The newspaper reports that the Labour Party has already warned that the industry must not be permitted to use the campaign as a “stitch up” to stave off expected tighter regulation of gambling advertising.
The government’s Department for Digital, Culture, Media and Sport (DCMS) is scheduled to publish its gambling industry review within the next few weeks, with speculation rife regarding what its recommendations may be regarding advertising and marketing restrictions and the controversial topic of minimum stakes on fixed odds betting machines (FOBTs).
The Guardian claims that gambling companies, broadcasters and the advertising industry have responded to the threats that may be inherent in the review with a joint offer of a “national campaign” to “show off their commitment to tackling addiction.”
In one exchange circulated among gambling companies and trade bodies, the idea for the campaign is described as a “consequence of the government’s gambling review”, the newspaper reveals.
The deputy leader of the Labour Party, Tom Watson (who recently called for football shirt sponsorships to be stopped) told The Guardian that the timing of the initiative was worrying, coming as the government considers whether to impose tighter restrictions on betting adverts to tackle concerns about problem gambling.
“There must be no stitch-up to help the gambling industry avoid tighter restrictions on advertising,” he said. “Industry-funded campaigns highlighting the risks of problem gambling are all very well, but they can’t be an alternative to regulation.”

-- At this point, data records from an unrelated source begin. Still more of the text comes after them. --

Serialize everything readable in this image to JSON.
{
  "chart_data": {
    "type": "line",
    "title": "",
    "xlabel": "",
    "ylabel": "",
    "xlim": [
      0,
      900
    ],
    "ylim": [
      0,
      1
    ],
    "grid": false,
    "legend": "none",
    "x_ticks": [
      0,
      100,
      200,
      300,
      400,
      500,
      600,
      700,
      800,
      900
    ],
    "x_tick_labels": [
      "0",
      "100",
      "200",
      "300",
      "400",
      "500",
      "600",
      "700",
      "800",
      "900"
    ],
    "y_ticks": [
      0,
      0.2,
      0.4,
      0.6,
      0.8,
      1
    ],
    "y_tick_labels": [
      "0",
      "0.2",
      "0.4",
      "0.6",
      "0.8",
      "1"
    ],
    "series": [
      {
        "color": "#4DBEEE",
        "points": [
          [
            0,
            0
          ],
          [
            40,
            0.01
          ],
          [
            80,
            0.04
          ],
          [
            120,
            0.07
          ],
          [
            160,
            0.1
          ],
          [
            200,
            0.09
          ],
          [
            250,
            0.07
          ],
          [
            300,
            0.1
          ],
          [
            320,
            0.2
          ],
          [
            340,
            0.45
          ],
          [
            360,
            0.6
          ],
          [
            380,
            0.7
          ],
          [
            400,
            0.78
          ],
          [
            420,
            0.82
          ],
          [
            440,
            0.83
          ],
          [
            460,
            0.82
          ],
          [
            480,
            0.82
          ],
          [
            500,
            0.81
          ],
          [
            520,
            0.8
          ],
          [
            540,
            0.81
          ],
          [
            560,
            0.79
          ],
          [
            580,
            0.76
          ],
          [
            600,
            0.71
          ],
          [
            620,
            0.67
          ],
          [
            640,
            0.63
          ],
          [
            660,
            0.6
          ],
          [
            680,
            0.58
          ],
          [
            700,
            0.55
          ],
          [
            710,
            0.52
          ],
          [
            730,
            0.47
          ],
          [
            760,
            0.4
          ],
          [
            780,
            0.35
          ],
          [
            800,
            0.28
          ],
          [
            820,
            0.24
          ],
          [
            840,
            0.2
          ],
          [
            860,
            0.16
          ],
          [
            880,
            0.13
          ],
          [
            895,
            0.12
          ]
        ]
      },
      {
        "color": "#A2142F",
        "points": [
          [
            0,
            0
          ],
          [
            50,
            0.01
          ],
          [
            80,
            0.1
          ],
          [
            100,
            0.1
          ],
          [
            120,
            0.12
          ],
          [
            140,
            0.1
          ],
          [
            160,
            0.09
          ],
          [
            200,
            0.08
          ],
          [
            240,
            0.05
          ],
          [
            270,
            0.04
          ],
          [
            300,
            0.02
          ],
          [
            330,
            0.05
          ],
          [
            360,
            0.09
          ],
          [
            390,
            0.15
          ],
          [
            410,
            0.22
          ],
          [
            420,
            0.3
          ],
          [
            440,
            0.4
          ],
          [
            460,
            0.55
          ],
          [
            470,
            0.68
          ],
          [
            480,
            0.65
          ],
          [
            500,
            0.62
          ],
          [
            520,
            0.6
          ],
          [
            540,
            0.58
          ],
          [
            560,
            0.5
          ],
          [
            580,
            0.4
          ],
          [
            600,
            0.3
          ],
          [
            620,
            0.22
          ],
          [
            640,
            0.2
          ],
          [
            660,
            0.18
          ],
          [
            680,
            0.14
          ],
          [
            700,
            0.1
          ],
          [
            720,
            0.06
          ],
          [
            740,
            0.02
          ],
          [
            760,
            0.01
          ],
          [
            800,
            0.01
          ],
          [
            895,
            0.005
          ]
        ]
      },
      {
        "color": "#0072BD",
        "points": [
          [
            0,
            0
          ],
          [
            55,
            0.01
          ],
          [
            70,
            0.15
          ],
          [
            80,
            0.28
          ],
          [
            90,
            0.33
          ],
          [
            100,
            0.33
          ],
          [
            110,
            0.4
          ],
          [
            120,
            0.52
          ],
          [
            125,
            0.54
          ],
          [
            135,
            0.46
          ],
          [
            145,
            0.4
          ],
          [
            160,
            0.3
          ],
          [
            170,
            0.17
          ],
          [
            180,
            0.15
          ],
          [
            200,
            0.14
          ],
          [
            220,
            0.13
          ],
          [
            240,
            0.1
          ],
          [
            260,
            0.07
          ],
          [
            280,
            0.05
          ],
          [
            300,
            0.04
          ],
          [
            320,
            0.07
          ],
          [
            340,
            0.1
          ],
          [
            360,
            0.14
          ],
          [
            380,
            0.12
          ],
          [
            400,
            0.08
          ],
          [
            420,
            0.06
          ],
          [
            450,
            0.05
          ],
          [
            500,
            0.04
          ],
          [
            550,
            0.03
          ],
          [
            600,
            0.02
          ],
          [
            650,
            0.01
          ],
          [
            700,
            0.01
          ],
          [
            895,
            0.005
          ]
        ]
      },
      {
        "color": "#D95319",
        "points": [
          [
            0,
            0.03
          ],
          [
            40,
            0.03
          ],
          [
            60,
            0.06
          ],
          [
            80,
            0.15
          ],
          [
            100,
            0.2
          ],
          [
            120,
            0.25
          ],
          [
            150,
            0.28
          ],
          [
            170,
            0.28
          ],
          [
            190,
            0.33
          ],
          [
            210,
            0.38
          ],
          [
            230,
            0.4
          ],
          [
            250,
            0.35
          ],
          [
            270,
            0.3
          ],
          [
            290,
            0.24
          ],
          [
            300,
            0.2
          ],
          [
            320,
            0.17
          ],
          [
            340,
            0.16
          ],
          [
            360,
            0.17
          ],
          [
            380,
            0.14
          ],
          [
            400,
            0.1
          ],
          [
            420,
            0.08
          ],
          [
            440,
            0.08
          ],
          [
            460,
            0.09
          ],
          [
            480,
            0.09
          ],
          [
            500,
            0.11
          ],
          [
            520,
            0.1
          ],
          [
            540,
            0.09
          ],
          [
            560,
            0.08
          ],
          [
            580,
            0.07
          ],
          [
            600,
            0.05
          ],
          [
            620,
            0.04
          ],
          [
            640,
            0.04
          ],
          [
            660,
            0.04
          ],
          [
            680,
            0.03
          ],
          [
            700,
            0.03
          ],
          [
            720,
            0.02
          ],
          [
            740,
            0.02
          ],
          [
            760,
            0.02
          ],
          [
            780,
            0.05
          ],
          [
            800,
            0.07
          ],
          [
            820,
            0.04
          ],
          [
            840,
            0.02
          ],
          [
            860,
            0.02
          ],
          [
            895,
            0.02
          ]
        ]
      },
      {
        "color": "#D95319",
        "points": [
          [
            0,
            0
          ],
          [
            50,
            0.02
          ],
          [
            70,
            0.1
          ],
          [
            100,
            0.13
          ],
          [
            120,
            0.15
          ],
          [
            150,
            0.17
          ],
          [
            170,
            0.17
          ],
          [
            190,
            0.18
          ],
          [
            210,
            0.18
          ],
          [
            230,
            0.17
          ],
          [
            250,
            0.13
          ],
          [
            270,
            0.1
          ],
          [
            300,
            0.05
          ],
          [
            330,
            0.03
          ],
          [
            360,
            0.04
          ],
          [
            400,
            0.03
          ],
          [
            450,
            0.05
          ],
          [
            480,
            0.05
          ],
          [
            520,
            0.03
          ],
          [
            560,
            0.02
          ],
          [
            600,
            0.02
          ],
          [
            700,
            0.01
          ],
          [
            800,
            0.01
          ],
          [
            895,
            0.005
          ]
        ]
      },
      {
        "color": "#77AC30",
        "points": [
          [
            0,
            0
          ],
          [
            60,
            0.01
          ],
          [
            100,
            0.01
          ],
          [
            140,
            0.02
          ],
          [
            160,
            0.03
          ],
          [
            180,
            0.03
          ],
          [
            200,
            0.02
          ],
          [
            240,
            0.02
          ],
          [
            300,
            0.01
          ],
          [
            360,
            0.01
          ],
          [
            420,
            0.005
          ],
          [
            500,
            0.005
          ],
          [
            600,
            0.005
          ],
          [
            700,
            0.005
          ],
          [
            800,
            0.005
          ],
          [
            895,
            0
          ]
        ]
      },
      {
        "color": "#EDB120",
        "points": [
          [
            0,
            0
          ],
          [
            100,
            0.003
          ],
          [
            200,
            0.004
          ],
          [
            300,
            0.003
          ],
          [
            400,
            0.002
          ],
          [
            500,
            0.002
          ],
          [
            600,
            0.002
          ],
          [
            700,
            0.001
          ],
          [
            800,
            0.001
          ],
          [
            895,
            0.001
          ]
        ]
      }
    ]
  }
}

The Guardian claims that the Remote Gambling Association, an online gambling trade association, will fund some of the planned anti-addiction campaign, along with industry responsible gambling body Senet. The Advertising Association is also planning to contribute, while commercial TV channels, which count gambling firms among their biggest advert buyers, will make a “contribution in kind,” understood to mean free airtime.
The plan is reportedly being coordinated by the Industry Group for Responsible Gambling (IGRG), but industry divisions have already become apparent, with the National Casino Forum, Bingo Association, and Bacta, the trade body for amusement arcades, all refusing to put money in.
The newspaper alleges that since 2012 the gambling industry has spent GBP 1.4 billion on media and TV advertising.
The IGRG has rejected as “unreasonable” suggestions that the UK follows Australia in imposing a ban on gambling adverts shown alongside live sporting events.